The new culture war, whose salvos have rocked the Internet for the past decade, is intimately concerned with exactly these questions – the querelle des femmes lives on.

Perhaps the most interesting essay is “The Sexual Division of Labor,” which argues that a comic misunderstanding has occurred in 20th century sex relations, whereby each gender came to feel itself unappreciated and unfulfilled and envious of the role of its opposite. We err, Lasch argues, when we project the concerns of the 1960s into the past: women were never so fully confined to the domestic sphere, and particularly to motherhood, as they were after the invention and widespread adoption of the automobile, and the suburbanization of America.

In reality, full-time motherhood – the rejection of which touched off the latest wave of feminist agitation in the sixties – was something new and historically unprecedented. It was largely a product of the rapid growth of suburbs after World War II, and the feminist revival initiated by Betty Friedan’s The Feminine Mystique originated as a direct response, often a very self-conscious response, not to the age-old oppression of women, but to the suburbanization of the American soul.

He contrasts the lives of American women in the mid-20th century with the role of women in prior centuries, where civic engagement was much greater.

They organized benevolent societies, female reform societies, and foreign missions. They put together a vast network of temperance societies. They took up charities and philanthropies of all kinds. Many of them enlisted in the antislavery crusade, the peace movement, prison reform, and of course the movement for women’s rights. Historians have known for a long time that women played a central part in all the reform movements that swept over the country in the nineteenth century, not to mention the evangelical revivals that furnished much of the moral inspiration behind those movements.

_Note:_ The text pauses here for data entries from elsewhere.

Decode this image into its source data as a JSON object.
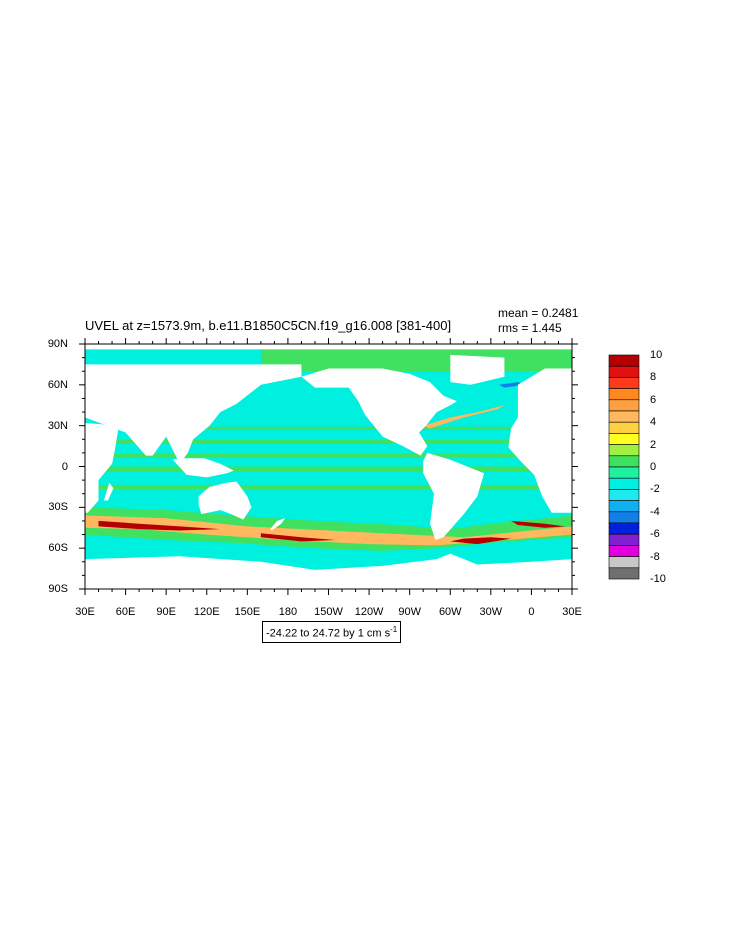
{
  "title": "UVEL at z=1573.9m, b.e11.B1850C5CN.f19_g16.008 [381-400]",
  "stats": {
    "mean": "mean = 0.2481",
    "rms": "rms = 1.445"
  },
  "range_note": {
    "text": "-24.22 to 24.72 by 1 cm s",
    "superscript": "-1"
  },
  "lat_labels": [
    "90N",
    "60N",
    "30N",
    "0",
    "30S",
    "60S",
    "90S"
  ],
  "lon_labels": [
    "30E",
    "60E",
    "90E",
    "120E",
    "150E",
    "180",
    "150W",
    "120W",
    "90W",
    "60W",
    "30W",
    "0",
    "30E"
  ],
  "colorbar": {
    "labels": [
      "10",
      "8",
      "6",
      "4",
      "2",
      "0",
      "-2",
      "-4",
      "-6",
      "-8",
      "-10"
    ],
    "colors_top_to_bottom": [
      "#b40000",
      "#e01010",
      "#ff3a1a",
      "#ff8820",
      "#ffa040",
      "#ffb860",
      "#ffd040",
      "#ffff20",
      "#a0f040",
      "#40e060",
      "#20f0a0",
      "#00f0e0",
      "#20e8f0",
      "#10b0f0",
      "#1080e8",
      "#0020e0",
      "#8020d0",
      "#e000e0",
      "#c8c8c8",
      "#707070"
    ]
  },
  "chart_data": {
    "type": "heatmap",
    "title": "UVEL at z=1573.9m, b.e11.B1850C5CN.f19_g16.008 [381-400]",
    "variable": "UVEL",
    "depth_m": 1573.9,
    "units": "cm s-1",
    "mean": 0.2481,
    "rms": 1.445,
    "min": -24.22,
    "max": 24.72,
    "contour_interval": 1,
    "lon_range": [
      30,
      390
    ],
    "lat_range": [
      -90,
      90
    ],
    "colorbar_levels": [
      -10,
      -8,
      -6,
      -4,
      -2,
      0,
      2,
      4,
      6,
      8,
      10
    ],
    "colors": {
      "land": "#ffffff",
      "background_flow": "#00f0e0",
      "weak_eastward": "#40e060",
      "moderate_eastward": "#ffb860",
      "strong_eastward": "#b40000",
      "westward": "#1080e8"
    }
  }
}
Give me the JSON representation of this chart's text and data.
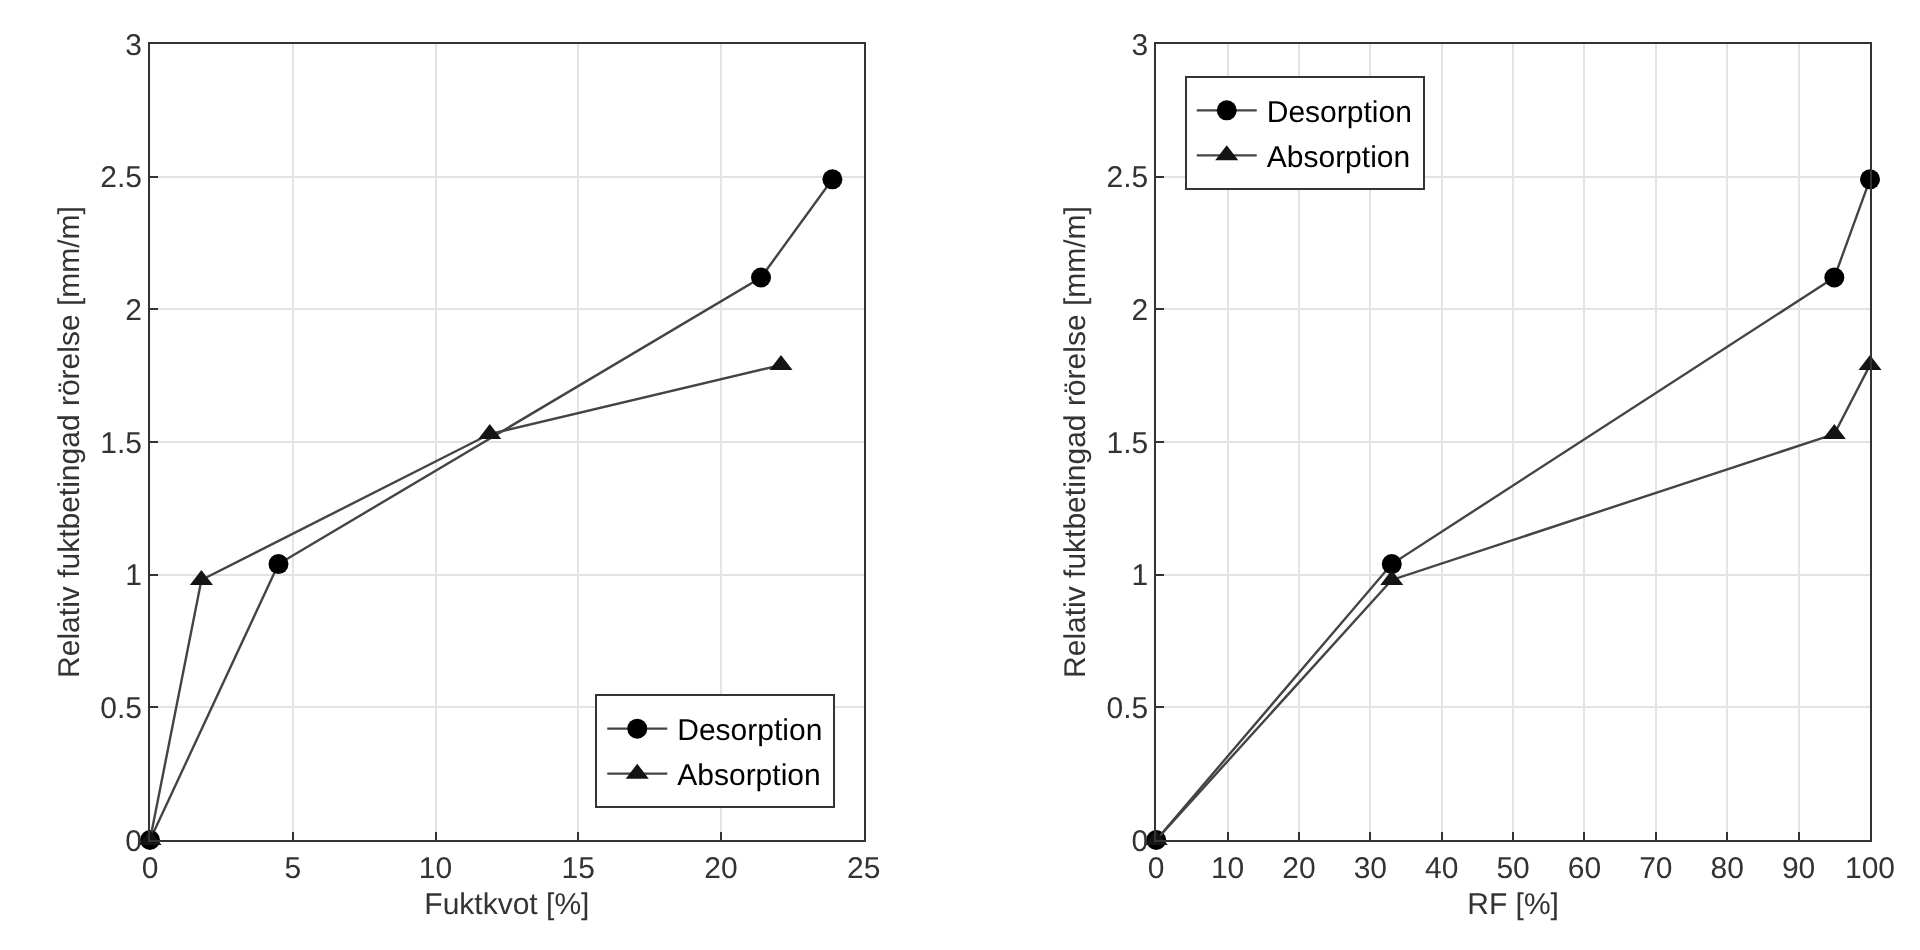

Lasch then points out what, in retrospect, seems a comedy of errors, for at the exact same moment in time that Friedan was mobilizing suburban women against their enforced domesticity, a counter-culture movement was gripping the hearts of young men, who were growing increasingly disillusioned with the nature of 20th century, post-industrial office work. The suit-and-tie, 9-to-5 lifestyle, the flight to the suburbs, the 25-year mortgage and the ungrateful wife – all became emblematic of a cramped, inhibited life, a life lived for others, and the celebrated figures of the 1960s rejected it, root and branch. Think of Ken Kesey, Allen Ginsberg, Jack Kerouac (always “on the road,” never tied down), Hunter S. Thompson, not to mention the explosion of rock and roll and its primal scream against the ordinary expectations of life.

What Lasch is describing, in its infancy, is the birth of the “culture” I now live in, a culture of negation rather than affirmation, where commitment of any kind is suspect, and the only standard of behavior and morality is individual happiness, however momentary. The price we pay for such a culture is precisely a “common life,” a sense of community and rootedness, whose great prerequisites have always been the decidedly unsexy and unexciting obeisance of rules and regulations, and the willingness to recognize the existence of standards greater than ourselves. The Lasch revival presently underway, across the Western world, has been driven by the precocity of his insights, and our belated recognition that he had – and has – something vitally important to teach us.